I'm getting Error when i try to load searchable PDF.

Richard Moss

Hello,

Sounds like you're trying to go beyond the bounds of what the PdfImageBox sample was supposed to do, which is to convert a page in a PDF to an image and display it.

You haven't posted any details about the error, but if it's an error opening a PDF it's doubtful I can help - the PDF  to image conversion is pretty much all done via Ghostscript which is a third party library that I used.

I really have no idea if this is possible or not, you're probably better off finding a library that can read the actual elements in a PDF document (iTextSharp comes to mind), that way you can perform your searching etc, although I don't know how you'd render them.

Regards;
Richard Moss
Read "Before You Post" before posting. Do not send me private messages. Do not expect instant replies.

All responses are hand crafted. No AI involved. Possibly no I either.

iPhiTech



when I'm trying to open searchable pdf getting this error. how about if I show some message box the pdf is searchable.

Richard Moss

#3
Check what the value of result is and see if matches a Ghostscript error code. It could be that you're passing the wrong parameters, for example.

Edit: Actually, I can see from the locals window that the result code is -100, which is a catchall for a fatal Ghostscript error. In that case, I don't know what to suggest - I actually haven't used Ghostscript for years and am unlikely to anytime soon.
Read "Before You Post" before posting. Do not send me private messages. Do not expect instant replies.

All responses are hand crafted. No AI involved. Possibly no I either.

iPhiTech


Richard Moss

You can use normal management exception handling

try
{
// perform ghostscript operation
}
catch (GhostScriptException ex)
{
  // do something with the exception
}
Read "Before You Post" before posting. Do not send me private messages. Do not expect instant replies.

All responses are hand crafted. No AI involved. Possibly no I either.

iPhiTech

sir any idea how to validate pdf that is already searchable or not

Richard Moss

Hello,

As I mentioned, I don't really work with PDF's so off the top of my head I don't know. A few seconds searching however brought up this answer on stackoverflow which describes how you can extract text from PDF files. As I believe a "searchable" PDF is simply one that has text elements then this should cover what you need.

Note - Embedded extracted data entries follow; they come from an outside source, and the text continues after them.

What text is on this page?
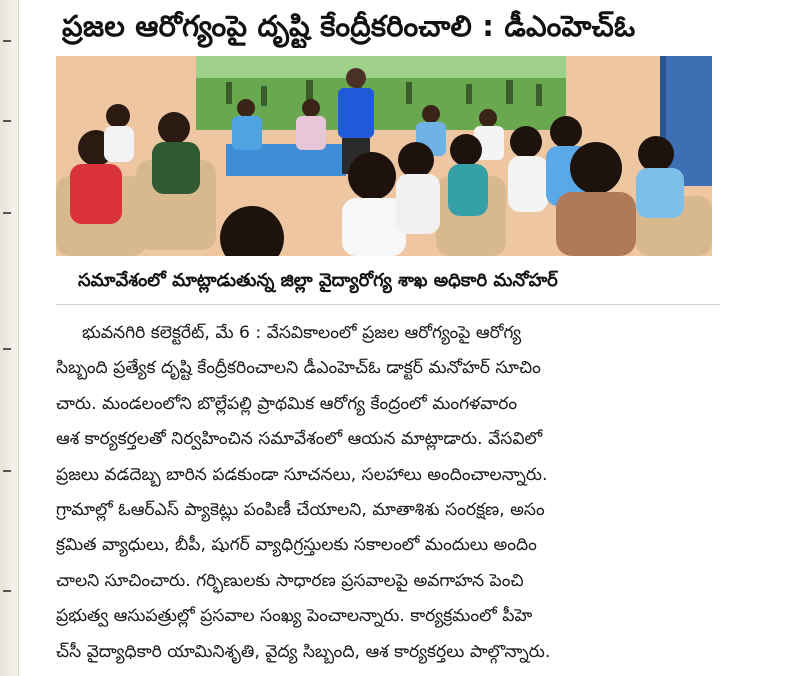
ప్రజల ఆరోగ్యంపై దృష్టి కేంద్రీకరించాలి : డీఎంహెచ్ఓ
సమావేశంలో మాట్లాడుతున్న జిల్లా వైద్యారోగ్య శాఖ అధికారి మనోహర్
భువనగిరి కలెక్టరేట్, మే 6 : వేసవికాలంలో ప్రజల ఆరోగ్యంపై ఆరోగ్య
సిబ్బంది ప్రత్యేక దృష్టి కేంద్రీకరించాలని డీఎంహెచ్ఓ డాక్టర్ మనోహర్ సూచిం
చారు. మండలంలోని బొల్లేపల్లి ప్రాథమిక ఆరోగ్య కేంద్రంలో మంగళవారం
ఆశ కార్యకర్తలతో నిర్వహించిన సమావేశంలో ఆయన మాట్లాడారు. వేసవిలో
ప్రజలు వడదెబ్బ బారిన పడకుండా సూచనలు, సలహాలు అందించాలన్నారు.
గ్రామాల్లో ఓఆర్ఎస్ ప్యాకెట్లు పంపిణీ చేయాలని, మాతాశిశు సంరక్షణ, అసం
క్రమిత వ్యాధులు, బీపీ, షుగర్ వ్యాధిగ్రస్తులకు సకాలంలో మందులు అందిం
చాలని సూచించారు. గర్భిణులకు సాధారణ ప్రసవాలపై అవగాహన పెంచి
ప్రభుత్వ ఆసుపత్రుల్లో ప్రసవాల సంఖ్య పెంచాలన్నారు. కార్యక్రమంలో పీహె
చ్‌సీ వైద్యాధికారి యామినిశృతి, వైద్య సిబ్బంది, ఆశ కార్యకర్తలు పాల్గొన్నారు.
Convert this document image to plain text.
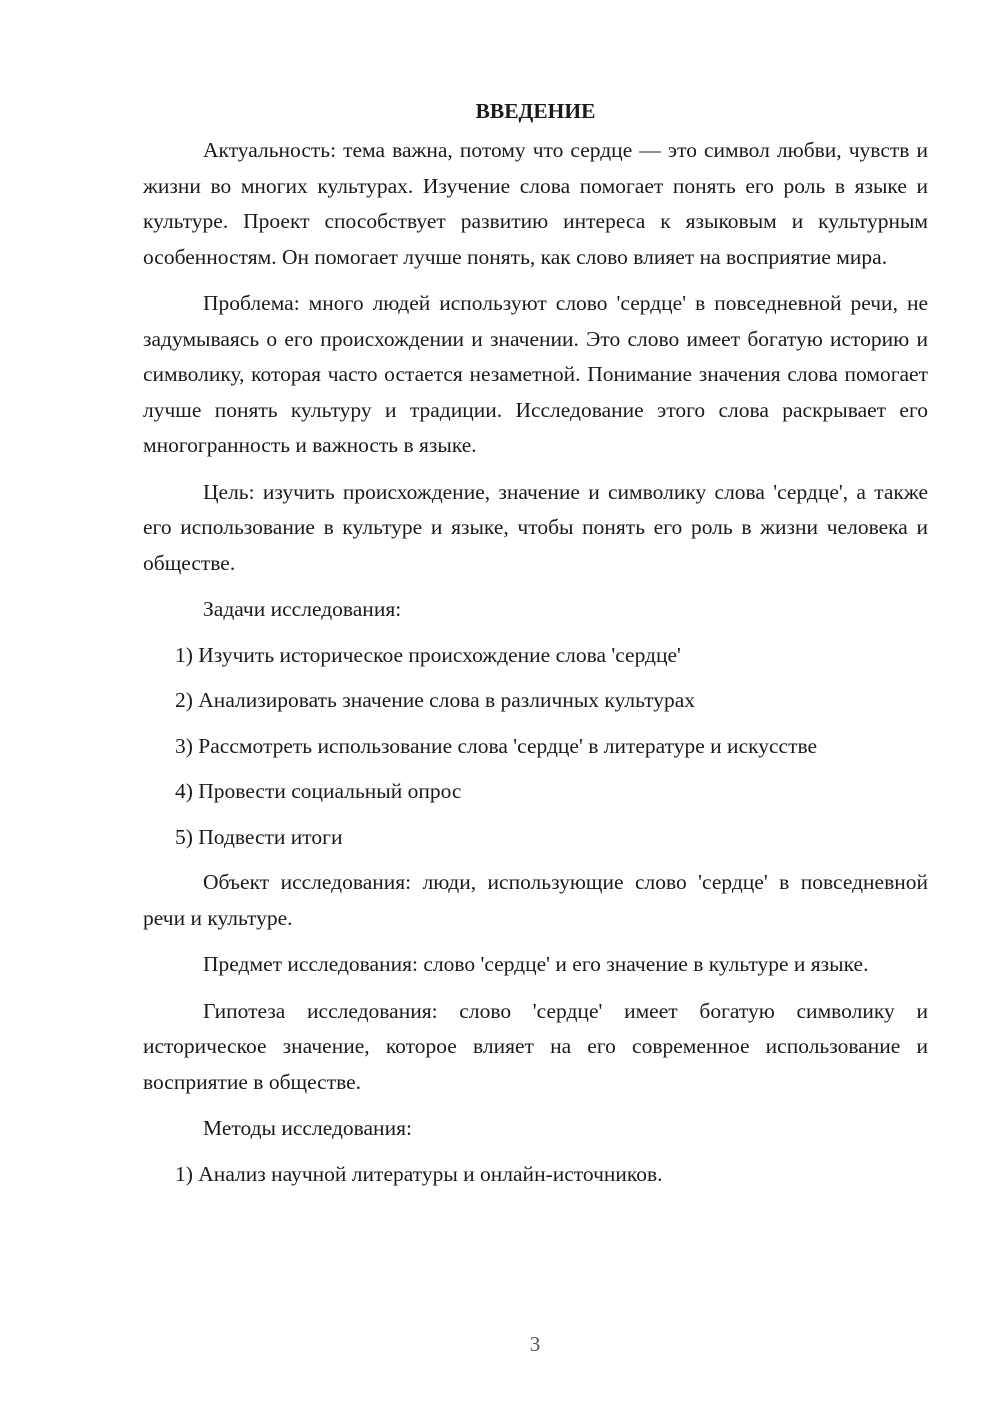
ВВЕДЕНИЕ

Актуальность: тема важна, потому что сердце — это символ любви, чувств и жизни во многих культурах. Изучение слова помогает понять его роль в языке и культуре. Проект способствует развитию интереса к языковым и культурным особенностям. Он помогает лучше понять, как слово влияет на восприятие мира.

Проблема: много людей используют слово 'сердце' в повседневной речи, не задумываясь о его происхождении и значении. Это слово имеет богатую историю и символику, которая часто остается незаметной. Понимание значения слова помогает лучше понять культуру и традиции. Исследование этого слова раскрывает его многогранность и важность в языке.

Цель: изучить происхождение, значение и символику слова 'сердце', а также его использование в культуре и языке, чтобы понять его роль в жизни человека и обществе.

Задачи исследования:

1) Изучить историческое происхождение слова 'сердце'

2) Анализировать значение слова в различных культурах

3) Рассмотреть использование слова 'сердце' в литературе и искусстве

4) Провести социальный опрос

5) Подвести итоги

Объект исследования: люди, использующие слово 'сердце' в повседневной речи и культуре.

Предмет исследования: слово 'сердце' и его значение в культуре и языке.

Гипотеза исследования: слово 'сердце' имеет богатую символику и историческое значение, которое влияет на его современное использование и восприятие в обществе.

Методы исследования:

1) Анализ научной литературы и онлайн-источников.

3
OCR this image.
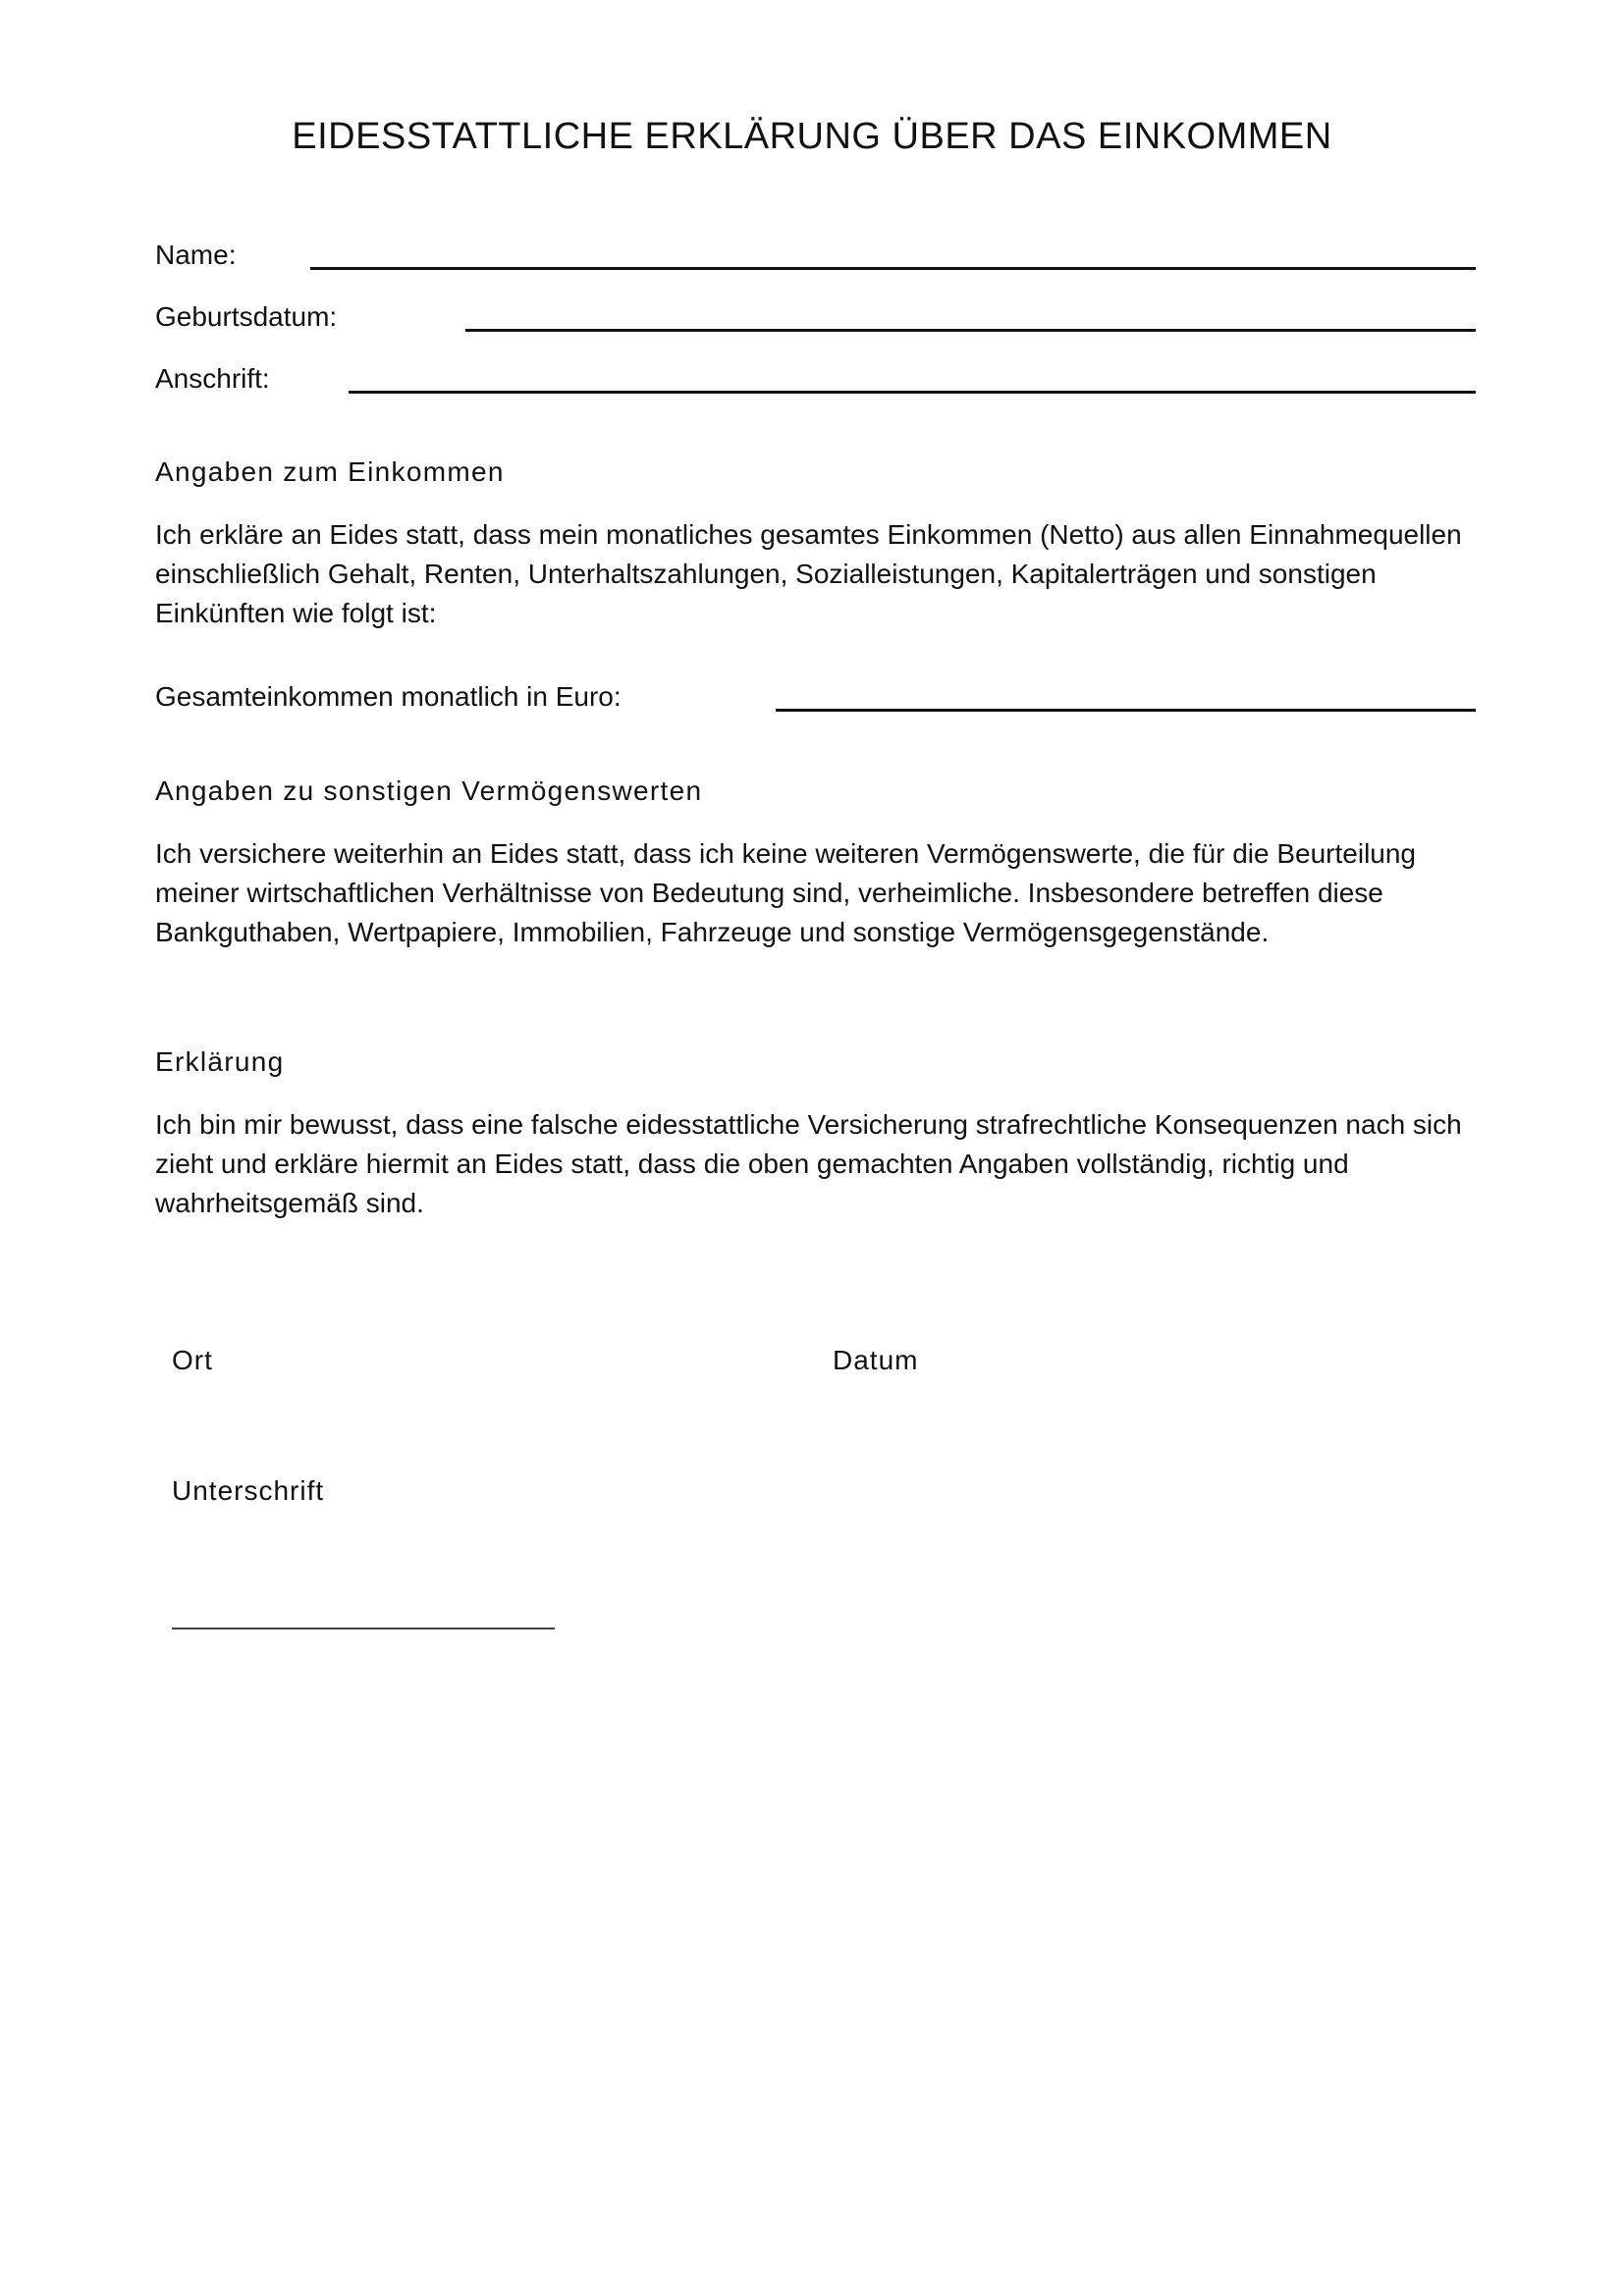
EIDESSTATTLICHE ERKLÄRUNG ÜBER DAS EINKOMMEN
Name:
Geburtsdatum:
Anschrift:
Angaben zum Einkommen

Ich erkläre an Eides statt, dass mein monatliches gesamtes Einkommen (Netto) aus allen Einnahmequellen einschließlich Gehalt, Renten, Unterhaltszahlungen, Sozialleistungen, Kapitalerträgen und sonstigen Einkünften wie folgt ist:

Gesamteinkommen monatlich in Euro:
Angaben zu sonstigen Vermögenswerten

Ich versichere weiterhin an Eides statt, dass ich keine weiteren Vermögenswerte, die für die Beurteilung meiner wirtschaftlichen Verhältnisse von Bedeutung sind, verheimliche. Insbesondere betreffen diese Bankguthaben, Wertpapiere, Immobilien, Fahrzeuge und sonstige Vermögensgegenstände.

Erklärung

Ich bin mir bewusst, dass eine falsche eidesstattliche Versicherung strafrechtliche Konsequenzen nach sich zieht und erkläre hiermit an Eides statt, dass die oben gemachten Angaben vollständig, richtig und wahrheitsgemäß sind.

Ort	Datum
Unterschrift
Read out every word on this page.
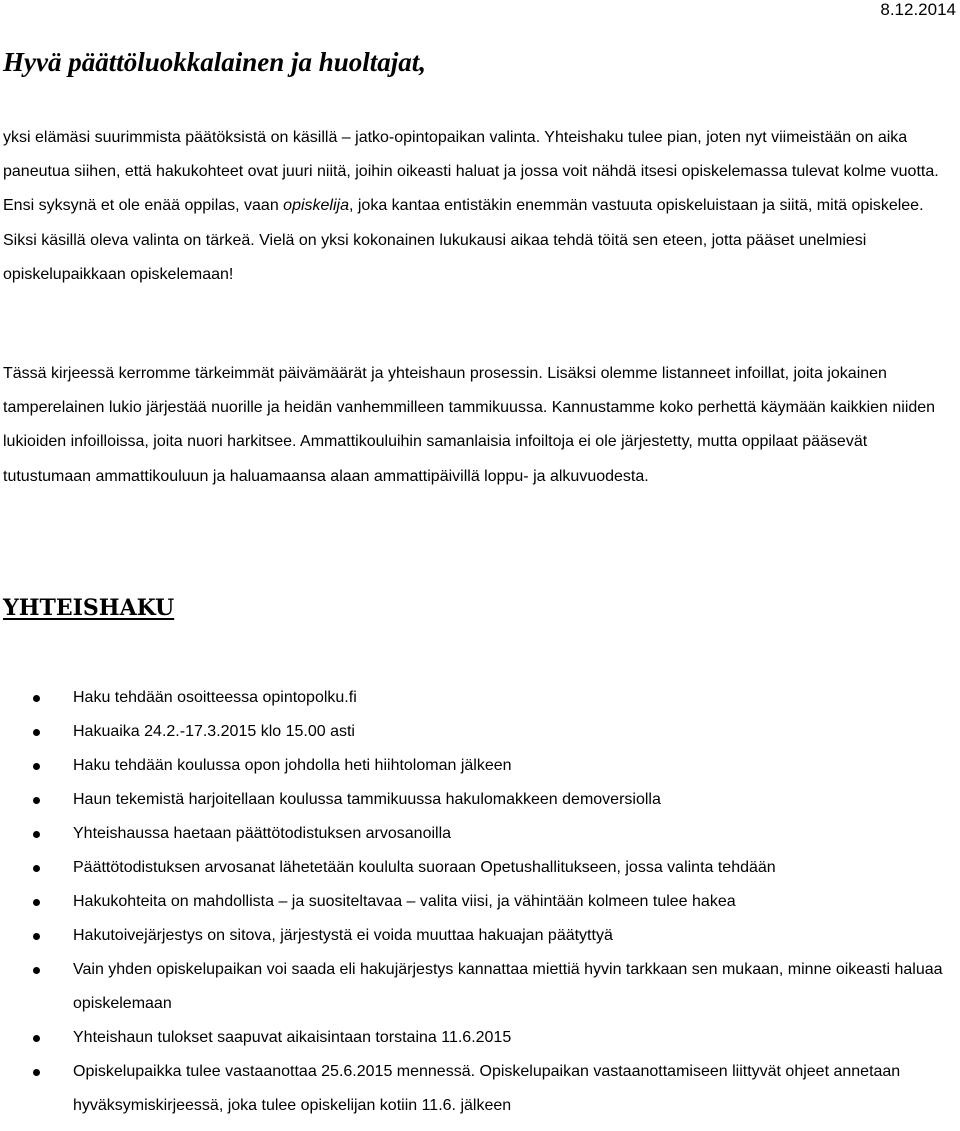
8.12.2014
Hyvä päättöluokkalainen ja huoltajat,

yksi elämäsi suurimmista päätöksistä on käsillä – jatko-opintopaikan valinta. Yhteishaku tulee pian, joten nyt viimeistään on aika paneutua siihen, että hakukohteet ovat juuri niitä, joihin oikeasti haluat ja jossa voit nähdä itsesi opiskelemassa tulevat kolme vuotta. Ensi syksynä et ole enää oppilas, vaan opiskelija, joka kantaa entistäkin enemmän vastuuta opiskeluistaan ja siitä, mitä opiskelee. Siksi käsillä oleva valinta on tärkeä. Vielä on yksi kokonainen lukukausi aikaa tehdä töitä sen eteen, jotta pääset unelmiesi opiskelupaikkaan opiskelemaan!

Tässä kirjeessä kerromme tärkeimmät päivämäärät ja yhteishaun prosessin. Lisäksi olemme listanneet infoillat, joita jokainen tamperelainen lukio järjestää nuorille ja heidän vanhemmilleen tammikuussa. Kannustamme koko perhettä käymään kaikkien niiden lukioiden infoilloissa, joita nuori harkitsee. Ammattikouluihin samanlaisia infoiltoja ei ole järjestetty, mutta oppilaat pääsevät tutustumaan ammattikouluun ja haluamaansa alaan ammattipäivillä loppu- ja alkuvuodesta.

YHTEISHAKU
Haku tehdään osoitteessa opintopolku.fi
Hakuaika 24.2.-17.3.2015 klo 15.00 asti
Haku tehdään koulussa opon johdolla heti hiihtoloman jälkeen
Haun tekemistä harjoitellaan koulussa tammikuussa hakulomakkeen demoversiolla
Yhteishaussa haetaan päättötodistuksen arvosanoilla
Päättötodistuksen arvosanat lähetetään koululta suoraan Opetushallitukseen, jossa valinta tehdään
Hakukohteita on mahdollista – ja suositeltavaa – valita viisi, ja vähintään kolmeen tulee hakea
Hakutoivejärjestys on sitova, järjestystä ei voida muuttaa hakuajan päätyttyä
Vain yhden opiskelupaikan voi saada eli hakujärjestys kannattaa miettiä hyvin tarkkaan sen mukaan, minne oikeasti haluaa opiskelemaan
Yhteishaun tulokset saapuvat aikaisintaan torstaina 11.6.2015
Opiskelupaikka tulee vastaanottaa 25.6.2015 mennessä. Opiskelupaikan vastaanottamiseen liittyvät ohjeet annetaan hyväksymiskirjeessä, joka tulee opiskelijan kotiin 11.6. jälkeen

This uses the iTextSharp package. I tested it in a console application and it spat out all the text in the sample PDF file I provided, so this may suit your needs.

using System;
using System.Collections.Generic;
using System.Linq;
using System.Text;
using System.Threading.Tasks;
using iTextSharp.text.pdf;
using iTextSharp.text.pdf.parser;
using Path = System.IO.Path;

namespace PdfCheck
{
  class Program
  {
    static void Main(string[] args)
    {
      ListText(Path.Combine(AppDomain.CurrentDomain.BaseDirectory, "sample.pdf"));

      Console.ReadKey(true);
    }

    private static void ListText(string fileName)
    {
      StringBuilder text = new StringBuilder();
     
      using (PdfReader reader=new PdfReader(fileName))
      {
        for (int page = 1; page <= reader.NumberOfPages; page++)
        {
          ITextExtractionStrategy strategy = new SimpleTextExtractionStrategy();
          string currentText = PdfTextExtractor.GetTextFromPage(reader, page, strategy);

          currentText = Encoding.UTF8.GetString(ASCIIEncoding.Convert(Encoding.Default, Encoding.UTF8, Encoding.Default.GetBytes(currentText)));
          text.Append(currentText);
        }
      }

      Console.WriteLine(text.ToString());
    }
  }
}


Hope this helps.

Regards;
Richard Moss
Read "Before You Post" before posting. Do not send me private messages. Do not expect instant replies.

All responses are hand crafted. No AI involved. Possibly no I either.